Is this an accurate description of a situation that women have been complaining about since the days of Henry Ford, who of course was a guy, or is it a stereotype that, if you will pardon the expression, drives men mad?
To find out, I called Peter Hans, who not only is president of Resort Maps, a Vermont-based company that helps people stay on the beaten path across the United States and in Great Britain, and will soon do so in Puerto Rico, but who also happens to be a man.
In addition to the masculine connection, Hans has a lot in common with me: He went to Saint Michael’s College in Vermont (he graduated in 1983, I got out in ’75), he has a wife named Sue and he has two daughters. He also has been known to get lost.
"The stereotype is absolutely true and fair," said Hans, who has traveled extensively and lived in Europe for 12 years. "Guys are guilty as charged. I have a good sense of direction, but when I get lost, I don’t like to ask for directions."
Once, right after college, Hans got hopelessly lost – and he wasn’t even driving.
"Some buddies and I were headed from St. Mike’s to Boston, but the guy who was driving got on the wrong highway and we ended up in western Massachusetts," Hans recalled. "Nobody noticed because we were, after all, guys."
Now Hans owns a map company. That’s like a guy who flunked math owning an accounting firm. Still, his business is booming. In fact, on the company’s Web site (resortmaps.com), there is this testimonial from a man who was visiting Monterey, Calif.: "That’s great! Oh, I love Monterey! Now I have a great map of Monterey!" – Barack Obama, United States senator.
"Sen. Obama liked our product, although I’m sure he wasn’t driving," Hans said.
"As you know," I pointed out, "if another guy were behind the wheel, he could still get lost."
"True, but I’d like to think a map would help," said Hans, who added that he is not taking sides in the presidential election. "We’d like to sell a map to John McCain, too," he said.
I told Hans the story of the guy whose car collided with mine at an intersection last year because he was lost and his GPS told him to turn left going the wrong way down a one-way street.
"I think GPS stands for Guy Positioning System," I said.
"The technology is good," Hans said, "but sometimes the users aren’t."
Interestingly, Hans’ wife thinks that when it comes to navigation, women are even worse than men.
"Most people think men are bad, but I think it’s the opposite," said Sue Hans. "I’m terrible with directions.
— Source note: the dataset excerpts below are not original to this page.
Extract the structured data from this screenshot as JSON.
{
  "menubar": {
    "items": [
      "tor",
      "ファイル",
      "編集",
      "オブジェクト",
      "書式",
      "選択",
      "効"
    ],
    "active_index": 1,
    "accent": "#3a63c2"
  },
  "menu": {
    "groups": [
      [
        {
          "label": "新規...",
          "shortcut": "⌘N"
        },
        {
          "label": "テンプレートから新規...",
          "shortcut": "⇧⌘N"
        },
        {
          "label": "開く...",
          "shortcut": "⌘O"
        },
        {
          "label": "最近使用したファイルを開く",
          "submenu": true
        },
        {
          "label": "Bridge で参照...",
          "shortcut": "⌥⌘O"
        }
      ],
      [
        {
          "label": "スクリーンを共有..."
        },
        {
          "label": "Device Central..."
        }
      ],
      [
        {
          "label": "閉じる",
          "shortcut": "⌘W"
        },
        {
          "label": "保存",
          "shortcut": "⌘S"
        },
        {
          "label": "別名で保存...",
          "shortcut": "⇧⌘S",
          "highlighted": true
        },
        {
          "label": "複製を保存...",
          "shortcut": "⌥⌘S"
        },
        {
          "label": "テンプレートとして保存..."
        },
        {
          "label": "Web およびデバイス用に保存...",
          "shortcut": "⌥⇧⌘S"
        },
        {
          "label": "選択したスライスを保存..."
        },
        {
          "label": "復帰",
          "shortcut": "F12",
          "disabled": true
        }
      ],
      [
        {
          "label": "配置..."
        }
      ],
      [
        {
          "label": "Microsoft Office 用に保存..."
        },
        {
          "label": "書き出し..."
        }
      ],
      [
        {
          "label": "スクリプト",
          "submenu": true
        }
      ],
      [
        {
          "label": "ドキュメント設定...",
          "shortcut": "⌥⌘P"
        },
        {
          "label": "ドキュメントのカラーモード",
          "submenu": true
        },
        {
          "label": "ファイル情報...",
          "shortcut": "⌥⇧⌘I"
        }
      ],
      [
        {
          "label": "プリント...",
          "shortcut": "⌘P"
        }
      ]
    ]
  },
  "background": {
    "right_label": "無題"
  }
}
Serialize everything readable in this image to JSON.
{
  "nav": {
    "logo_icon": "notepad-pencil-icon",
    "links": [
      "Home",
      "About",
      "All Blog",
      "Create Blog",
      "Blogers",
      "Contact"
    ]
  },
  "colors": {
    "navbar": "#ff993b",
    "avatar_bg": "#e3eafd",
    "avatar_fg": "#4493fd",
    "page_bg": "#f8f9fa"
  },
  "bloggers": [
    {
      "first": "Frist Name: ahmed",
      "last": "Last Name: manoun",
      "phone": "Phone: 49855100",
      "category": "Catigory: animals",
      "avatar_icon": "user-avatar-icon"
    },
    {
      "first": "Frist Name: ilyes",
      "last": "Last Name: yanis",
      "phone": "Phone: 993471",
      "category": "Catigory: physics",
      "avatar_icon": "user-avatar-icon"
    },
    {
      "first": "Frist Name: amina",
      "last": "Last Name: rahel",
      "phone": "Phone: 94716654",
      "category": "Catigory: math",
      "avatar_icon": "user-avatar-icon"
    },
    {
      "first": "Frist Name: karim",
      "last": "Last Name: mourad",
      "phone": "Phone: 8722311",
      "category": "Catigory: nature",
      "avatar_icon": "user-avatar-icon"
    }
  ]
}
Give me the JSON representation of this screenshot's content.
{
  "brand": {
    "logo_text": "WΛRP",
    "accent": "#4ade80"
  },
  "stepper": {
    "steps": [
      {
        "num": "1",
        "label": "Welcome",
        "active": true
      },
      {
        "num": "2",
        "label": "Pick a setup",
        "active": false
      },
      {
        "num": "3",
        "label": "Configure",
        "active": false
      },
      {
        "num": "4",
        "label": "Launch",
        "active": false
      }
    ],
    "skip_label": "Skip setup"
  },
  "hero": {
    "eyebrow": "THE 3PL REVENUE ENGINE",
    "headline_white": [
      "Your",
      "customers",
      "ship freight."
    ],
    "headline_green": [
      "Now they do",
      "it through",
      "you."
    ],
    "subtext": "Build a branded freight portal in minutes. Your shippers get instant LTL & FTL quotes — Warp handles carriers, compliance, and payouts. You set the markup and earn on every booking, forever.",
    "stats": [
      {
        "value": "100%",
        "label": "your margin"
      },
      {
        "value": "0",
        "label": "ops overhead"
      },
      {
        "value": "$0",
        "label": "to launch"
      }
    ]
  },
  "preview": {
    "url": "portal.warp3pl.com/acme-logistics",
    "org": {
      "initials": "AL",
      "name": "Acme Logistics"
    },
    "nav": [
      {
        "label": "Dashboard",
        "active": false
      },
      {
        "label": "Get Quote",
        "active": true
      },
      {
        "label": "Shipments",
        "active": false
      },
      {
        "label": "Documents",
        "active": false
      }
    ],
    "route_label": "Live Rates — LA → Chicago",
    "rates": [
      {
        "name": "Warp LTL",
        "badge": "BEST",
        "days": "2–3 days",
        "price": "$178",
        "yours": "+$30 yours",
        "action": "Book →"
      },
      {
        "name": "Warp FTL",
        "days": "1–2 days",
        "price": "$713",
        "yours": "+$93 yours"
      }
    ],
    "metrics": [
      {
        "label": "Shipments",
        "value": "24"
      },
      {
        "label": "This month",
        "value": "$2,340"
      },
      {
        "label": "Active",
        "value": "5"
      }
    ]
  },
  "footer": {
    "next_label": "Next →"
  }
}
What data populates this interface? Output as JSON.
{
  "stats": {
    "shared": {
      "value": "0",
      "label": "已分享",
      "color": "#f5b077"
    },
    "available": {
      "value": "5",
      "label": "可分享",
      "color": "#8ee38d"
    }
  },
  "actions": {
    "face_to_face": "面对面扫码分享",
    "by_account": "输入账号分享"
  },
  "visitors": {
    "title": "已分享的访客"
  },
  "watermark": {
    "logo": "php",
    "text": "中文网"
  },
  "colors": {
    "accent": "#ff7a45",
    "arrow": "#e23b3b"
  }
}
In fact, I have to look to Peter for help."
"You’re in big trouble," I noted.
"I could have used him a couple of weeks ago," said Sue, explaining that she and a girlfriend were driving around Montreal, terribly lost, when they stopped to ask directions of a man walking down the street. "He told us to take three rights and we ended up back in the same place," Sue recalled. "We kept going in circles."
"Don’t feel bad," I said. "Remember, it was a guy who gave you the directions."
"That’s right!" Sue chirped. "It was his fault!"
The lesson, according to Peter Hans, is that guys should always ask for directions but should never give them. In lieu of a map, he added, and despite the misadventure in Montreal, it also helps to have a wife named Sue. As my wife likes to say, "You’d be lost without me."